Sweatshops. Sounds kind’a nice as I watch the snow fall outside my window here in SLC, in April. Oh, to feel the sweat trickle down the small of my back and then slowly spread along my waistband front and back until it looks like I have thoroughly wet myself. Oh to feel a hard dirt floor with my blistered and cracked feet and to be able to gnaw on my swollen, spongy tongue longing for a cool drink of water. Instead I just sit here at my fancy computer typing away with a hot mug of tea watching this freekin’ frozen crap cling to my grapevines and tulips.
Surely I jest. But seriously, in my quest to discover the truth about global sweatshop numbers and stats I have discovered that this is an idiotic quest. Much more important are the numbers and factors that make sweatshops not only flourish, but attractive.
Wikipedia defines a sweatshop as “a working environment with unhealthy conditions that are considered by many people of industrialized nations to be difficult or dangerous, usually where the workers have few opportunities to address their situation. This can include exposure to harmful materials, hazardous situations, extreme temperatures, or abuse from employers. Sweatshop workers often work long hours for little pay, regardless of any laws mandating overtime pay or a minimum wage.
Sounds great, right? So what sort of madness causes these things to thrive around the world (even in the U.S.)? Simply put, greed and poverty. Nicholas Kristof raises a good point in his op-ed for the NYTimes from last year. Sweatshops are real nice options for people who would otherwise live and work in a garbage village. Hmmm. So what you are saying, Nick, is that while sweatshops suck, poverty is a bit broader and can suck even more?
A study done by the Wold Bank shows that in 2005 20% of the world’s population lived in what is considered extreme poverty, on just $1.25 a day. Around 50% live on $2.50 or less a day. If we stretch it to $10 a day we can include 80% of the world’s population. This, ladies and gentlemen is poverty. Estimates say that around 12% of those living in the United States fall below the national poverty line.
The real bummer is that, like most of us, I enjoy the things that poverty makes for me. I have a connection with my mug. I like my computer and all the rest of the stuff cluttering my desk. Even though I like not to think about it, I know that most of it was made by people living off of jack-crap and a cracker. Heaven forfend, some of the crafters of my crap probably labor for a sweatshop.
So how can we combat sweatshops when so many people around the world would leap out of their garbage pile for such a swanky job? Well, first of all, we have to share. My two-year old gets it most of the time. Forget the complicated economic systems and formulas. If something is “mine,” then it ain’t “yours.”
Secondly, it is time to realize that low, low prices usually means low, low morals. When I spend $39 for a DVD player several people just got screwed in that transaction. When I spend $29 for a pair of jeans a bunch of people just got paid a fraction of a penny for their labor. Crap, I know! Sharing sometimes means we have to play fair when we use our purchasing power here in the States. And the real stick in the eye is that I have to bother to search out commercial goods that help me share when I buy them! Fair wage they call it. Sweatshop-free labor.

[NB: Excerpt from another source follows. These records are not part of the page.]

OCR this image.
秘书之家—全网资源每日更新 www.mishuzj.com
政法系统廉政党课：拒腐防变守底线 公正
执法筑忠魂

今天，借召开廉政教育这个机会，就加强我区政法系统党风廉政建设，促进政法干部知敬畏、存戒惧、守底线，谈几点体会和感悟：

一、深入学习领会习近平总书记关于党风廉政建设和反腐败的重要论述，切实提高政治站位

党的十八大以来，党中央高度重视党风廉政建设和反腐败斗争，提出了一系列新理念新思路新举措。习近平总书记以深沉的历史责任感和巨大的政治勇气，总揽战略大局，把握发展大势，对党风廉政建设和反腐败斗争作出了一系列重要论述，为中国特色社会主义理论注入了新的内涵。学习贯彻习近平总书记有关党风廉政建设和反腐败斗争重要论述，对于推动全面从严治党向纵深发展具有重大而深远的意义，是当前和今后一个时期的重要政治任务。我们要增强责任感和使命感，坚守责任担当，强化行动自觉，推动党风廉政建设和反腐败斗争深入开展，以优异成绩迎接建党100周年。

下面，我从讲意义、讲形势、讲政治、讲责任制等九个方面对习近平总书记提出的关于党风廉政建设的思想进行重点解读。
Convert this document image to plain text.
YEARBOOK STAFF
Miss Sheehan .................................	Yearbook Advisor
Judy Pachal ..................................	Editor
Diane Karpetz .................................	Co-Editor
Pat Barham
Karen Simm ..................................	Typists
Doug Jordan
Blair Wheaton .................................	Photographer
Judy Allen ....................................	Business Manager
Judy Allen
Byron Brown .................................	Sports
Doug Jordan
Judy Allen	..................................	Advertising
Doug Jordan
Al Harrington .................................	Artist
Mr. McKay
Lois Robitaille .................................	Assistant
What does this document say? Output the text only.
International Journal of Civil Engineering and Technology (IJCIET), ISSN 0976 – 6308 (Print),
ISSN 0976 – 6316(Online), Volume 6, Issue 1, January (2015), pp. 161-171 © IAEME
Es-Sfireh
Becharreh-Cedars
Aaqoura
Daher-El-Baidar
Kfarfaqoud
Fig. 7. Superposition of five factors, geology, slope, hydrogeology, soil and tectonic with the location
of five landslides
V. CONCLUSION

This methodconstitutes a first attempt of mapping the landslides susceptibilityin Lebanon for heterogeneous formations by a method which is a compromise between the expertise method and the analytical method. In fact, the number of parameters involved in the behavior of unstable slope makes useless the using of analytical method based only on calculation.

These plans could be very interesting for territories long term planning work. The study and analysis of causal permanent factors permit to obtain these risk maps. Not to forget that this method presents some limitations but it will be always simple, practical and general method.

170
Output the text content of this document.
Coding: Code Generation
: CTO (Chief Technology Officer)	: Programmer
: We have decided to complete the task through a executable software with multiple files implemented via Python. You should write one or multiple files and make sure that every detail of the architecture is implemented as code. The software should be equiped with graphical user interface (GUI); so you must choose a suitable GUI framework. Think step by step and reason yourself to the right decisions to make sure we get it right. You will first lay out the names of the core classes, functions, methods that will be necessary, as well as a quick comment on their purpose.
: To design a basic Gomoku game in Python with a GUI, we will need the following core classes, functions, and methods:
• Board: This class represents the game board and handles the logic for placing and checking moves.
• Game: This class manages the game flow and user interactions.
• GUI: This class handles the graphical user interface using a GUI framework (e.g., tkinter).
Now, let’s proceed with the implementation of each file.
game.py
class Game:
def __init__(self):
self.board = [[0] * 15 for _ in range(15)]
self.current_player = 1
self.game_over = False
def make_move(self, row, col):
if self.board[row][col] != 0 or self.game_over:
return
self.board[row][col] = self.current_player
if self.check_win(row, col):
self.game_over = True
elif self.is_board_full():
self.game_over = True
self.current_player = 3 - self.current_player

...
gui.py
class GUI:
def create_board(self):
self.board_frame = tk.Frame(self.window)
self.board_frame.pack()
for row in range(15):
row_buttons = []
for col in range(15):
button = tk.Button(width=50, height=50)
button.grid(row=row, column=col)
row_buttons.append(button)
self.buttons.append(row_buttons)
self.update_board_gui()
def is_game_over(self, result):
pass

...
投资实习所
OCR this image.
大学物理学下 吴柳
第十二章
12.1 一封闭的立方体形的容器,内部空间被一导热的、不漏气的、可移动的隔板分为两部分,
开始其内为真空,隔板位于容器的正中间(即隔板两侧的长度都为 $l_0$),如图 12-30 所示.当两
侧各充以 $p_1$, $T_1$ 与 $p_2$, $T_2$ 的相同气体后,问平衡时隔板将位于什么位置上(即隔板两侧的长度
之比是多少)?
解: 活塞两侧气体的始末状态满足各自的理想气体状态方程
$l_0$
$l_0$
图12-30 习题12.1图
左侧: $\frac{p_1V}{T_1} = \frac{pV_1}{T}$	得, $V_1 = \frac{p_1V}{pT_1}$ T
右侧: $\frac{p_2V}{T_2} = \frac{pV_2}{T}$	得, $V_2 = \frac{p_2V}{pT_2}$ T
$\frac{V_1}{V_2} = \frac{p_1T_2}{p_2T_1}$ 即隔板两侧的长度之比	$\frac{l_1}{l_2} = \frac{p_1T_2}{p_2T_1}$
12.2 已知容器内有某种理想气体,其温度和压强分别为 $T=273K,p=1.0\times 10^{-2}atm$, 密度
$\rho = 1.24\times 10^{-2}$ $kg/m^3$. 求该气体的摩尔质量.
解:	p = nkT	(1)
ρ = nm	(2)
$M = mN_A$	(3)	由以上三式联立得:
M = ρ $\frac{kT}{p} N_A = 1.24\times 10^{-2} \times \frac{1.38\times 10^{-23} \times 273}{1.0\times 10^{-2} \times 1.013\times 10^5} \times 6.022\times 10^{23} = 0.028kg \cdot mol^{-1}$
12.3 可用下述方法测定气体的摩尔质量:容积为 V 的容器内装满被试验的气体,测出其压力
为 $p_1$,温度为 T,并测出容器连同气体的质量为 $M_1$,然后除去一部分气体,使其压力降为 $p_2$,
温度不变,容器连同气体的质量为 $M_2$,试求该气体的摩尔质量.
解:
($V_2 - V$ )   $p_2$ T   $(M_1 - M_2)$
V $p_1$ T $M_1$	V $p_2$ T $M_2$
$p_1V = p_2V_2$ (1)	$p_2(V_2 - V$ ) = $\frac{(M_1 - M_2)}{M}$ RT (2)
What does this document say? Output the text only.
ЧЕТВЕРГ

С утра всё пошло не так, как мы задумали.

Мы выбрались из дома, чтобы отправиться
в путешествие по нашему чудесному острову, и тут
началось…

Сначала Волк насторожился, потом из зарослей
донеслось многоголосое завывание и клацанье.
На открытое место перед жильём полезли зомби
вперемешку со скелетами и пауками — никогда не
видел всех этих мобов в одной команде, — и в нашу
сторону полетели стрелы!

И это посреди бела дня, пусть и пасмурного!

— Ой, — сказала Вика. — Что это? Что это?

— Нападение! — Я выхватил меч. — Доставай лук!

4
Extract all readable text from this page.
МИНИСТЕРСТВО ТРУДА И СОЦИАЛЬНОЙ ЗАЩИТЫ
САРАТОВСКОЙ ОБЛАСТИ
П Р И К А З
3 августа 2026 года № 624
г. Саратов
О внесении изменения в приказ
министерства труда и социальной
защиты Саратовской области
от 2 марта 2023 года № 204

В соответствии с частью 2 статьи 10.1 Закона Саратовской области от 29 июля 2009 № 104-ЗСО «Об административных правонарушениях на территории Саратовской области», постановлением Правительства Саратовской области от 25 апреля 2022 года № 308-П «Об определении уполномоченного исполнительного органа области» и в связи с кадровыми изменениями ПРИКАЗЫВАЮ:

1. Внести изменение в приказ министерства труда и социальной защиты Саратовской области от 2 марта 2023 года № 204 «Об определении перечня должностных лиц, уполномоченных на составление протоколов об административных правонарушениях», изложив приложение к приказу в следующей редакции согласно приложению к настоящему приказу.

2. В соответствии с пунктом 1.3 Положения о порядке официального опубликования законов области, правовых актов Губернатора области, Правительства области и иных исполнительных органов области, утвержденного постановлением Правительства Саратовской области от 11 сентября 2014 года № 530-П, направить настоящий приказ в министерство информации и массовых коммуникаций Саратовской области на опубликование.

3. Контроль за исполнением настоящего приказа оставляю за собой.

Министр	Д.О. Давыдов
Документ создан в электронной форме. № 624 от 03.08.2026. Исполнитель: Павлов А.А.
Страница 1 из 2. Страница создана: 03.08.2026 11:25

But it’s true. We live in such a screwed up world that it is our responsibility as consumers to ensure that we don’t get the best price on a product, but that we share our surplus wealth with those who need it. This is one case when buying can be saving. By buying socially-aware goods we can save human lives, dignity and health by freely offering up what we can afford to live without when we are buying the things we choose to live with.